Poverty and hunger are more likely to give Filipinos already distressed by COVID-19 additional suffering, as the Philippine economy has crash-landed into recession for the first time in 29 years. The GDP tumbled by 16.5 percent in the second quarter under the weight of the world’s longest coronavirus lockdown, which forced the suspension of business operations, left more than 7 million people unemployed, and now could push at least 1.5 million more into poverty.
However, the strict police-led lockdowns, now on the fifth month for many regions including Metro Manila, have not only failed to flatten the curve of COVID-19 cases; for the country’s poor—many of them daily wage earners who don’t earn when they don’t work—the restrictions have also become a choice between risking coronavirus infection and facing hunger.
Recall Josie Lopez, a community leader of Sitio San Roque in Quezon City, saying last April 1 as urban poor settlers desperately appealed for food and government “ayuda”: “Hindi nga po kami mamatay sa COVID-19, mamamatay naman po kami sa gutom…” The government has managed to provide emergency help to the most destitute, true—but that assistance has dried up now just as the worst effects of the economic recession are only about to sink in, and even as billions of pesos are said to be lost to corruption (P15 billion in the Philippine Health Insurance Corp. alone, per whistleblowers).
The hunger rate, according to a Social Weather Stations survey released last month, has deteriorated fast, with at least one out of every five Filipinos experiencing involuntary hunger from May to July. SWS said this was the highest hunger rate — 20.9 percent or 5.2 million Filipinos — since the 22-percent rate in September 2014. It was also the highest under President Duterte’s administration. Experts, however, warn that the reality on the ground may be even grimmer as the sampling frame could have been limited, since the SWS, due to the lockdowns, conducted the survey only through mobile phone interviews.
The coming months are expected to be brutal for low-middle income countries (including the Philippines) which the United Nations World Food Programme said will bear the brunt of the pandemic’s impact and “could lead to a food security and nutrition crisis of historic proportions.” An additional 200 million people around the world are expected to lose access to basic food and nutrition in the months ahead, warned the UNWFP, on top of the more than 800 million people who were already food-insecure before COVID-19. That means about 1 billion of the world population facing hunger.
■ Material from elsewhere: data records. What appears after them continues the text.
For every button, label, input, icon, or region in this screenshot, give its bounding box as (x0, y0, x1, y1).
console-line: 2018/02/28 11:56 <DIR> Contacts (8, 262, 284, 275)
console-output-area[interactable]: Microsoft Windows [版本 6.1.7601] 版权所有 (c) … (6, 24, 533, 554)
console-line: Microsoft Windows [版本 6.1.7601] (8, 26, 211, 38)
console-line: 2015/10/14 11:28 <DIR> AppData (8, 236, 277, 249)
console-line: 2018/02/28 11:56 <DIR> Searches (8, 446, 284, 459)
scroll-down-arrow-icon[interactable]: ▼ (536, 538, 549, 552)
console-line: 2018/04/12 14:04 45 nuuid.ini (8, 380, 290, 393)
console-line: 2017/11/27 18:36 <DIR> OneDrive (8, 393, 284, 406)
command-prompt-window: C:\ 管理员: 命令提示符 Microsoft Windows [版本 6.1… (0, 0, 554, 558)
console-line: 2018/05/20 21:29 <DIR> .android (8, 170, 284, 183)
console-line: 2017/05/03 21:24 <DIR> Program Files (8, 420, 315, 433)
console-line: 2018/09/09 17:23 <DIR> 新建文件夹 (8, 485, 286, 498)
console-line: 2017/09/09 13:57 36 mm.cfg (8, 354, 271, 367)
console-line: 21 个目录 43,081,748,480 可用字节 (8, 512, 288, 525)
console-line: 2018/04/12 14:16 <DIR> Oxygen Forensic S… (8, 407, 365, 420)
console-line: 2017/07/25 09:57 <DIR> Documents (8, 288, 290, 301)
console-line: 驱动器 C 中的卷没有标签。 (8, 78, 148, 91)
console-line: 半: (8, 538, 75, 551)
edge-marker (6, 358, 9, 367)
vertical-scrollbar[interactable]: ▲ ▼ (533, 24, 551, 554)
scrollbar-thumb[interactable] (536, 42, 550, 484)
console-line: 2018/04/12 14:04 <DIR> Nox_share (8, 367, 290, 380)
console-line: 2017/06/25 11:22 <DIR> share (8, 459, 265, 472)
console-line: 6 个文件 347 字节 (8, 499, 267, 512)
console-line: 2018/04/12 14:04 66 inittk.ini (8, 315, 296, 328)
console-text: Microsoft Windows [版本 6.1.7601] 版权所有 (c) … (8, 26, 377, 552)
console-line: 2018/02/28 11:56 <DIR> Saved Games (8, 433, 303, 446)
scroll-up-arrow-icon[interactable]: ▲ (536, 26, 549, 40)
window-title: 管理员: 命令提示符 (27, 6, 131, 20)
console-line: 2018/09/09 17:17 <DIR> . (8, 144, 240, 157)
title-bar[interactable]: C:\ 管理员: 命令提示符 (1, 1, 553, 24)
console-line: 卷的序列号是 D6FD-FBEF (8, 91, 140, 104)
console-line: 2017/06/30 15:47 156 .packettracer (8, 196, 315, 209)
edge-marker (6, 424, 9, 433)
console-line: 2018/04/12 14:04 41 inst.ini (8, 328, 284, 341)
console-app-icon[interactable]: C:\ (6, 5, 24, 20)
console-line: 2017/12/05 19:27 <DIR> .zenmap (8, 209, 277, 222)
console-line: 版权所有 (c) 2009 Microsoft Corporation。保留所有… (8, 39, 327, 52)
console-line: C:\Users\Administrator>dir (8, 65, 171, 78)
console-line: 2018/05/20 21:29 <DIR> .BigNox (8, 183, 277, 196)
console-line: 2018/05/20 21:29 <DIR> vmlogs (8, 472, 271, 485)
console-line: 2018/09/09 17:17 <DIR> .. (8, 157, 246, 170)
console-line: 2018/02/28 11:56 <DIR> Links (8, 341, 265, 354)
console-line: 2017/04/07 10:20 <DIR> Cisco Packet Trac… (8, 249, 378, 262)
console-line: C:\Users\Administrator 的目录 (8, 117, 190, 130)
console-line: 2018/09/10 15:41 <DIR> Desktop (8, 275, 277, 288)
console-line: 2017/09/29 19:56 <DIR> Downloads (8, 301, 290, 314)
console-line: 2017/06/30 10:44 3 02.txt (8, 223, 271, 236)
The country’s poor, according to a discussion paper by the state-run think tank Philippine Institute for Development Studies (PIDS), could swell by as many as 5.5 million under a scenario where incomes decline by 10 percent for everyone; or, with better management of emergency financial subsidies such as the social amelioration program and the small business wage subsidy, by at least 1.5 million. In 2018, there were already about 17.7 million poor Filipinos based on the Family Income and Expenditure Survey. Of these, 5.6 million were estimated to be in subsistence or extreme poverty, while around 830,000 Filipino households were considered extremely poor or whose per capita incomes were less than the subsistence threshold (P7,337 for basic food needs, or P10,481 for both food and non-food needs monthly for a family of five).
With the COVID-19-induced recession, it’s unlikely the government will be able to slash the poverty rate to its target of 11 percent by 2022 (it was 26.3 percent in 2015, the latest comparable full-year data from the government), much more realize its AmBisyon Natin 2040 vision, which aims to make the Philippines a “prosperous, predominantly middle-class society where no one is poor.” That vision entails tripling Filipinos’ per capita income to $11,000 in 20 years’ time by sustaining at least 6.5-percent annual GDP growth. Instead, for this year, the country’s economic managers expect the economy to shrink 5.5 percent, and the drop in incomes and expenditures of households and businesses, according to PIDS, portends greater poverty and, inevitably, hunger among the populace.
Hunger, as economist and former National Economic and Development Authority chief Cielito F. Habito wrote in his column in this paper last Aug. 4, has been a major problem for decades “long before COVID-19 came, yet has not caused nearly as much concern or gained as much attention.” As of Aug. 6, COVID-19 has claimed 2,150 lives in the country. On the other hand, according to Unicef, 95 Filipino children die every day from malnutrition. That’s about 34,675 children dying from poor nutrition and hunger every year before the pandemic. But with COVID-19 and a plummeting economy, the country must brace itself for another crisis — a humanitarian one: Even more harrowing days of hunger are ahead.